The Ohio Supreme Court on Friday gave the Republican-led state the go-ahead to enforce a ban on abortions at six weeks of pregnancy that was reinstated with the U.S. Supreme Court decision last week overturning the 1973 Roe v. Wade ruling.

Ohio's top court allowed the 2019 restriction to remain in effect, denying an emergency petition opposing it from Planned Parenthood, one week after the Supreme Court erased women's constitutional right to abortion and restored states' unfettered authority to ban or restrict the procedure.

The blockbuster reversal, on a 5-4 opinion from the U.S. high court's conservative majority, has triggered a flurry of litigation by abortion rights groups seeking to preserve the ability of women to legally terminate their own pregnancies.

Two Democratic-controlled states, New York and New Jersey, moved on Friday to bolster abortion rights within their borders.

In New Jersey on Friday, Governor Phil Murphy signed legislation designed to allow women who venture to the state seeking abortions to do so without fear of prosecution or civil litigation from their home states.

The measures also established new legal protections for reproductive healthcare practitioners in New Jersey who provide interstate abortion services.

"These two critical laws further our commitment to protecting abortion rights for New Jersey residents and anyone else who comes to our state seeking care," acting state Attorney General Matthew Platkin said in a statement.

One bill would generally bar disclosure of a patient's medical records related to reproductive healthcare without consent, and prohibit public agencies from cooperating with interstate investigations of individuals seeking abortion care.

The other would prevent the extradition of anyone to another state for receiving, providing or facilitating abortion services in New Jersey.

The New York Senate passed an amendment to the state constitution to codify the right to an abortion, as well as the right to contraception.

Roe had guaranteed a national right to end any pregnancy up until the time of fetal viability outside the womb - generally between 24 and 28 weeks of gestation.

Ohio's law, S.B. 23, bans abortion after fetal cardiac activity can first be detected, around six weeks of gestation, a point before many women even realize their pregnant.

Abortion rights groups have since last week challenged anti-abortion laws in 11 states, with judges in Florida, Louisiana, Kentucky, Texas and Utah preventing restrictions or bans from being enforced.

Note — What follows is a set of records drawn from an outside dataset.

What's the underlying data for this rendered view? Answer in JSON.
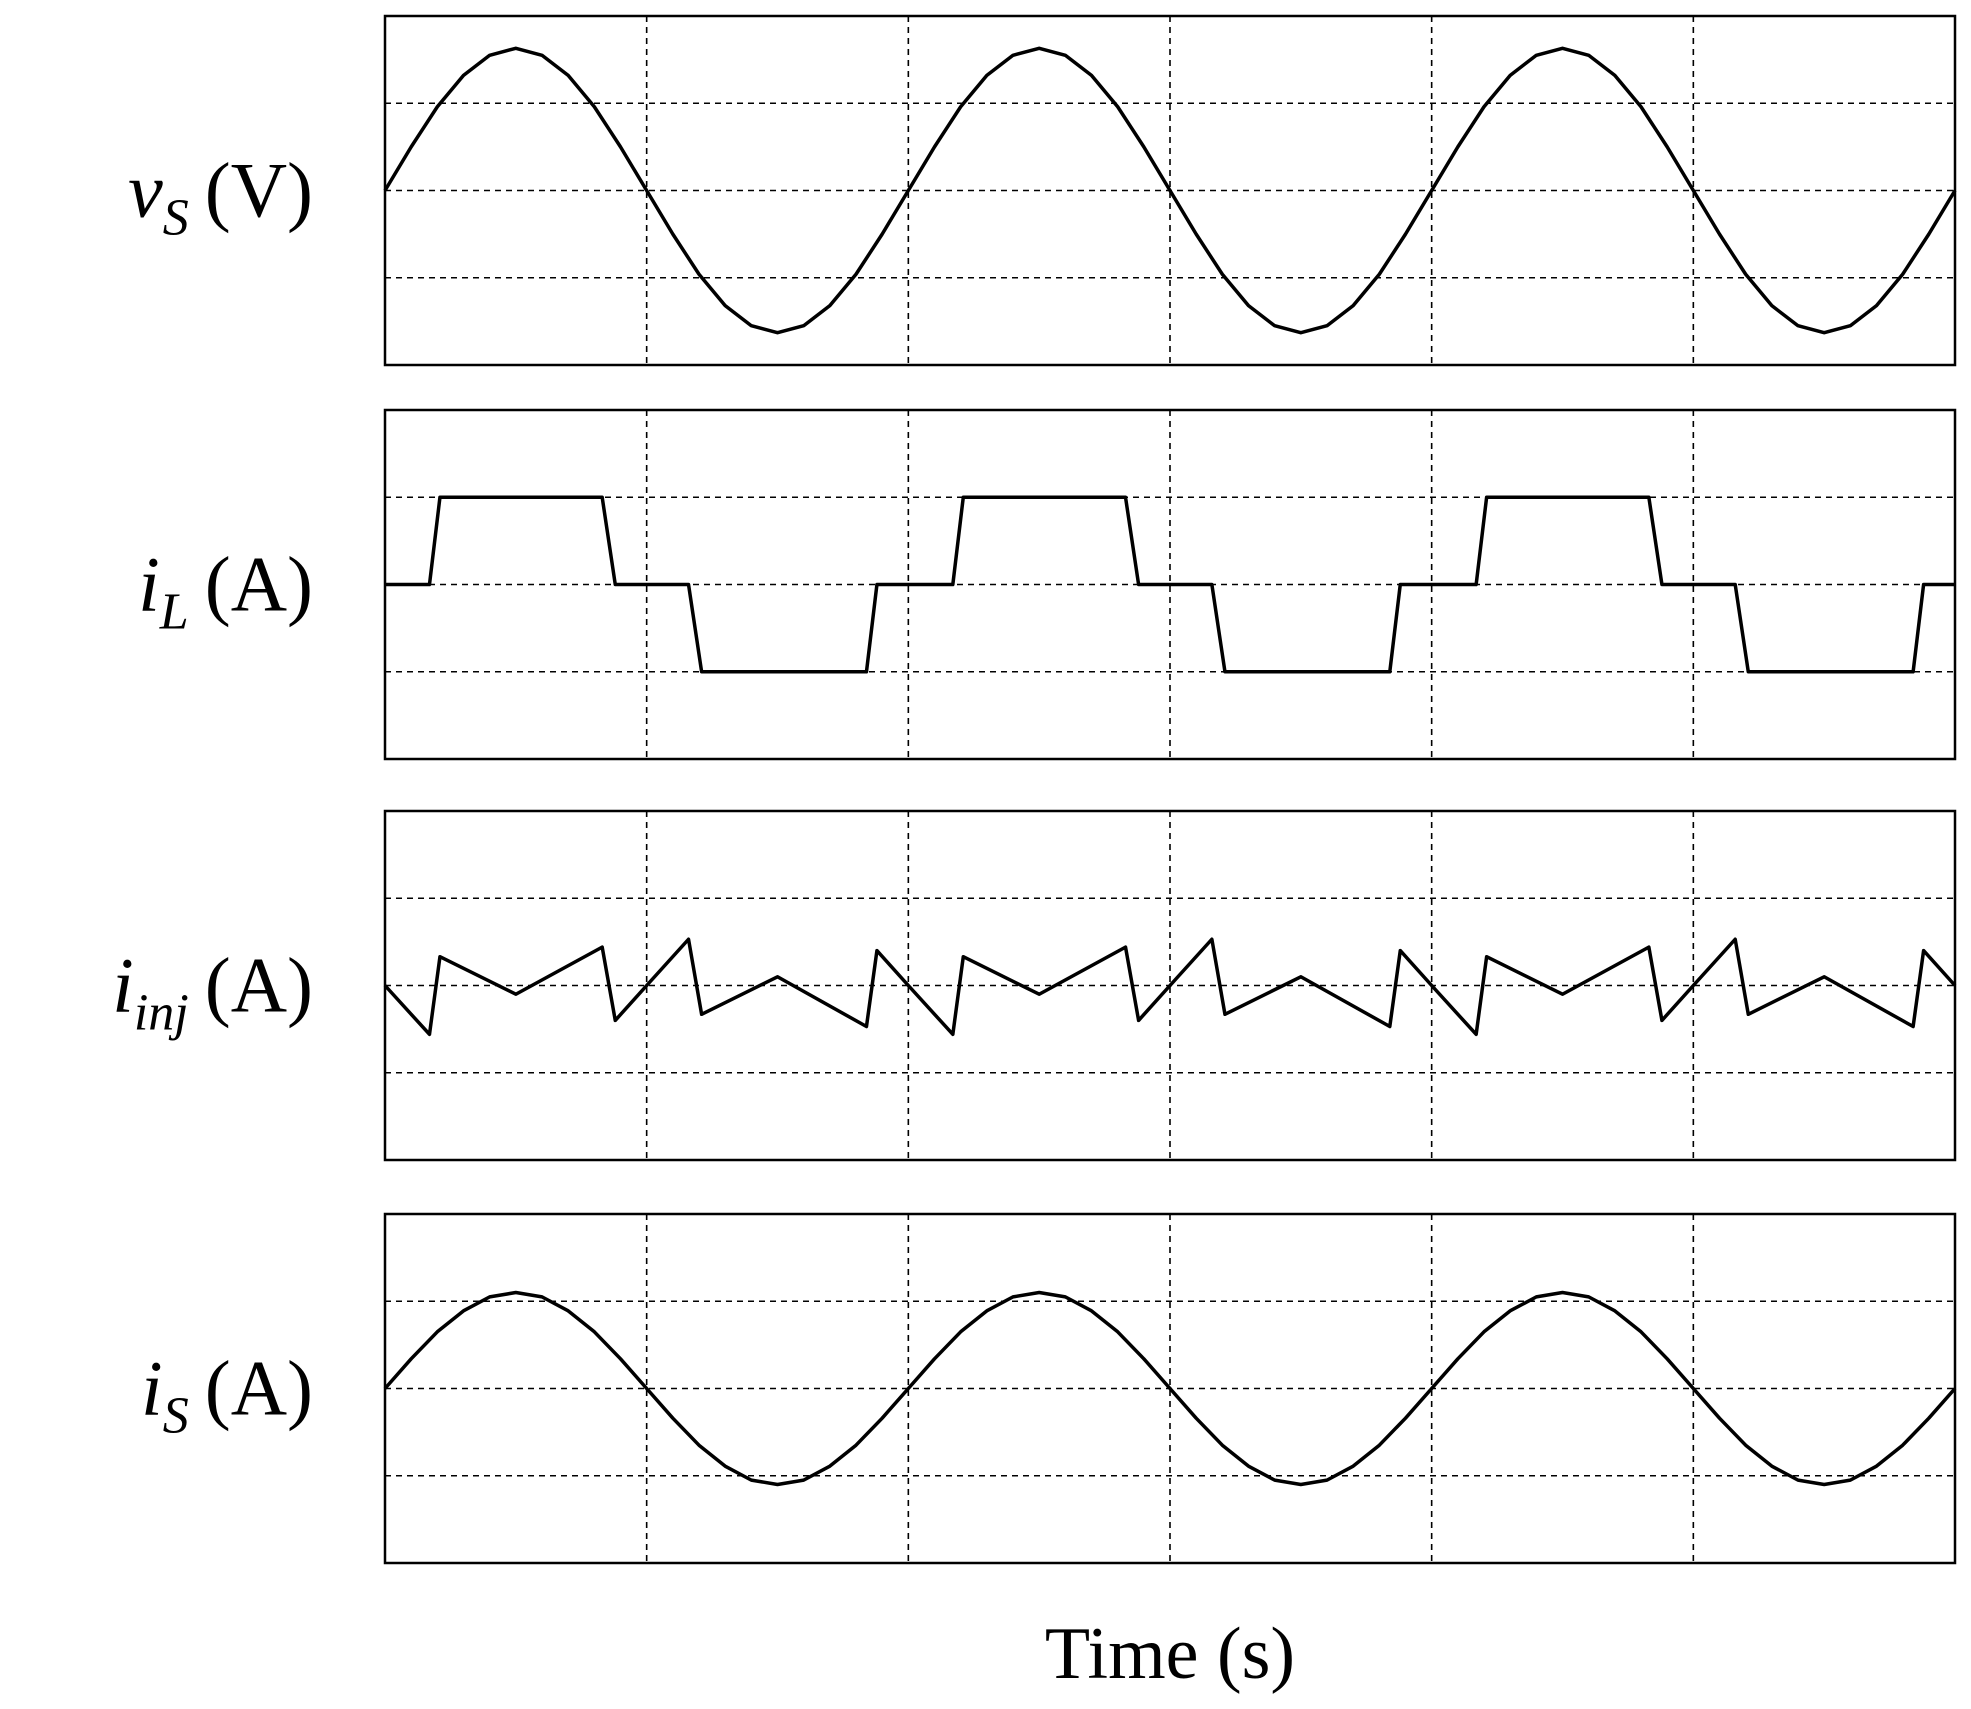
{
  "chart_data": [
    {
      "type": "line",
      "ylabel": {
        "symbol": "v",
        "subscript": "S",
        "unit": "(V)"
      },
      "color": "#000000",
      "grid": true,
      "xlim": [
        0,
        6
      ],
      "xticks": [
        1,
        2,
        3,
        4,
        5
      ],
      "ylim": [
        -2,
        2
      ],
      "yticks": [
        -1,
        0,
        1
      ],
      "x": [
        0,
        0.1,
        0.2,
        0.3,
        0.4,
        0.5,
        0.6,
        0.7,
        0.8,
        0.9,
        1,
        1.1,
        1.2,
        1.3,
        1.4,
        1.5,
        1.6,
        1.7,
        1.8,
        1.9,
        2,
        2.1,
        2.2,
        2.3,
        2.4,
        2.5,
        2.6,
        2.7,
        2.8,
        2.9,
        3,
        3.1,
        3.2,
        3.3,
        3.4,
        3.5,
        3.6,
        3.7,
        3.8,
        3.9,
        4,
        4.1,
        4.2,
        4.3,
        4.4,
        4.5,
        4.6,
        4.7,
        4.8,
        4.9,
        5,
        5.1,
        5.2,
        5.3,
        5.4,
        5.5,
        5.6,
        5.7,
        5.8,
        5.9,
        6
      ],
      "values": [
        0,
        0.5,
        0.96,
        1.32,
        1.55,
        1.63,
        1.55,
        1.32,
        0.96,
        0.5,
        0,
        -0.5,
        -0.96,
        -1.32,
        -1.55,
        -1.63,
        -1.55,
        -1.32,
        -0.96,
        -0.5,
        0,
        0.5,
        0.96,
        1.32,
        1.55,
        1.63,
        1.55,
        1.32,
        0.96,
        0.5,
        0,
        -0.5,
        -0.96,
        -1.32,
        -1.55,
        -1.63,
        -1.55,
        -1.32,
        -0.96,
        -0.5,
        0,
        0.5,
        0.96,
        1.32,
        1.55,
        1.63,
        1.55,
        1.32,
        0.96,
        0.5,
        0,
        -0.5,
        -0.96,
        -1.32,
        -1.55,
        -1.63,
        -1.55,
        -1.32,
        -0.96,
        -0.5,
        0
      ]
    },
    {
      "type": "line",
      "ylabel": {
        "symbol": "i",
        "subscript": "L",
        "unit": "(A)"
      },
      "color": "#000000",
      "grid": true,
      "xlim": [
        0,
        6
      ],
      "xticks": [
        1,
        2,
        3,
        4,
        5
      ],
      "ylim": [
        -2,
        2
      ],
      "yticks": [
        -1,
        0,
        1
      ],
      "x": [
        0,
        0.17,
        0.21,
        0.83,
        0.88,
        1.16,
        1.21,
        1.84,
        1.88,
        2.17,
        2.21,
        2.83,
        2.88,
        3.16,
        3.21,
        3.84,
        3.88,
        4.17,
        4.21,
        4.83,
        4.88,
        5.16,
        5.21,
        5.84,
        5.88,
        6
      ],
      "values": [
        0,
        0,
        1,
        1,
        0,
        0,
        -1,
        -1,
        0,
        0,
        1,
        1,
        0,
        0,
        -1,
        -1,
        0,
        0,
        1,
        1,
        0,
        0,
        -1,
        -1,
        0,
        0
      ]
    },
    {
      "type": "line",
      "ylabel": {
        "symbol": "i",
        "subscript": "inj",
        "unit": "(A)"
      },
      "color": "#000000",
      "grid": true,
      "xlim": [
        0,
        6
      ],
      "xticks": [
        1,
        2,
        3,
        4,
        5
      ],
      "ylim": [
        -2,
        2
      ],
      "yticks": [
        -1,
        0,
        1
      ],
      "x": [
        0,
        0.17,
        0.21,
        0.5,
        0.83,
        0.88,
        1,
        1.16,
        1.21,
        1.5,
        1.84,
        1.88,
        2,
        2.17,
        2.21,
        2.5,
        2.83,
        2.88,
        3,
        3.16,
        3.21,
        3.5,
        3.84,
        3.88,
        4,
        4.17,
        4.21,
        4.5,
        4.83,
        4.88,
        5,
        5.16,
        5.21,
        5.5,
        5.84,
        5.88,
        6
      ],
      "values": [
        0,
        -0.56,
        0.33,
        -0.1,
        0.44,
        -0.4,
        0,
        0.53,
        -0.33,
        0.1,
        -0.47,
        0.4,
        0,
        -0.56,
        0.33,
        -0.1,
        0.44,
        -0.4,
        0,
        0.53,
        -0.33,
        0.1,
        -0.47,
        0.4,
        0,
        -0.56,
        0.33,
        -0.1,
        0.44,
        -0.4,
        0,
        0.53,
        -0.33,
        0.1,
        -0.47,
        0.4,
        0
      ]
    },
    {
      "type": "line",
      "ylabel": {
        "symbol": "i",
        "subscript": "S",
        "unit": "(A)"
      },
      "xlabel": "Time (s)",
      "color": "#000000",
      "grid": true,
      "xlim": [
        0,
        6
      ],
      "xticks": [
        1,
        2,
        3,
        4,
        5
      ],
      "ylim": [
        -2,
        2
      ],
      "yticks": [
        -1,
        0,
        1
      ],
      "x": [
        0,
        0.1,
        0.2,
        0.3,
        0.4,
        0.5,
        0.6,
        0.7,
        0.8,
        0.9,
        1,
        1.1,
        1.2,
        1.3,
        1.4,
        1.5,
        1.6,
        1.7,
        1.8,
        1.9,
        2,
        2.1,
        2.2,
        2.3,
        2.4,
        2.5,
        2.6,
        2.7,
        2.8,
        2.9,
        3,
        3.1,
        3.2,
        3.3,
        3.4,
        3.5,
        3.6,
        3.7,
        3.8,
        3.9,
        4,
        4.1,
        4.2,
        4.3,
        4.4,
        4.5,
        4.6,
        4.7,
        4.8,
        4.9,
        5,
        5.1,
        5.2,
        5.3,
        5.4,
        5.5,
        5.6,
        5.7,
        5.8,
        5.9,
        6
      ],
      "values": [
        0,
        0.34,
        0.65,
        0.89,
        1.05,
        1.1,
        1.05,
        0.89,
        0.65,
        0.34,
        0,
        -0.34,
        -0.65,
        -0.89,
        -1.05,
        -1.1,
        -1.05,
        -0.89,
        -0.65,
        -0.34,
        0,
        0.34,
        0.65,
        0.89,
        1.05,
        1.1,
        1.05,
        0.89,
        0.65,
        0.34,
        0,
        -0.34,
        -0.65,
        -0.89,
        -1.05,
        -1.1,
        -1.05,
        -0.89,
        -0.65,
        -0.34,
        0,
        0.34,
        0.65,
        0.89,
        1.05,
        1.1,
        1.05,
        0.89,
        0.65,
        0.34,
        0,
        -0.34,
        -0.65,
        -0.89,
        -1.05,
        -1.1,
        -1.05,
        -0.89,
        -0.65,
        -0.34,
        0
      ]
    }
  ]
}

A Mississippi judge will hear a challenge to a ban on Tuesday.

The Ohio measure, which Republican Governor Mike DeWine signed into law, had been blocked in the federal courts. But hours after the Supreme Court's decision, a federal judge dissolved the injunction preventing its enforcement.

"We are deeply disturbed by the Ohio Supreme Court's decision to allow the draconian six-week ban to remain in effect as it considers the merits of our case," the abortion providers and the American Civil Liberties Union, which represented them, said in a joint statement.

Republican Attorney General Dave Yost had argued Ohio's state constitution did not recognize a right to abortion. In a statement, he said the plaintiffs should be "pursuing their policy goals through the political process, not the courts."

Also on Friday, Planned Parenthood and other abortion providers brought a lawsuit before the Oklahoma Supreme Court challenging two state abortion bans, one from 1910 and one passed this year.

Oklahoma Attorney General John O'Connor did not immediately respond to a request for comment. The Oklahoma Supreme Court, in an 8-1 ruling on Tuesday, allowed another abortion ban in the state to take effect.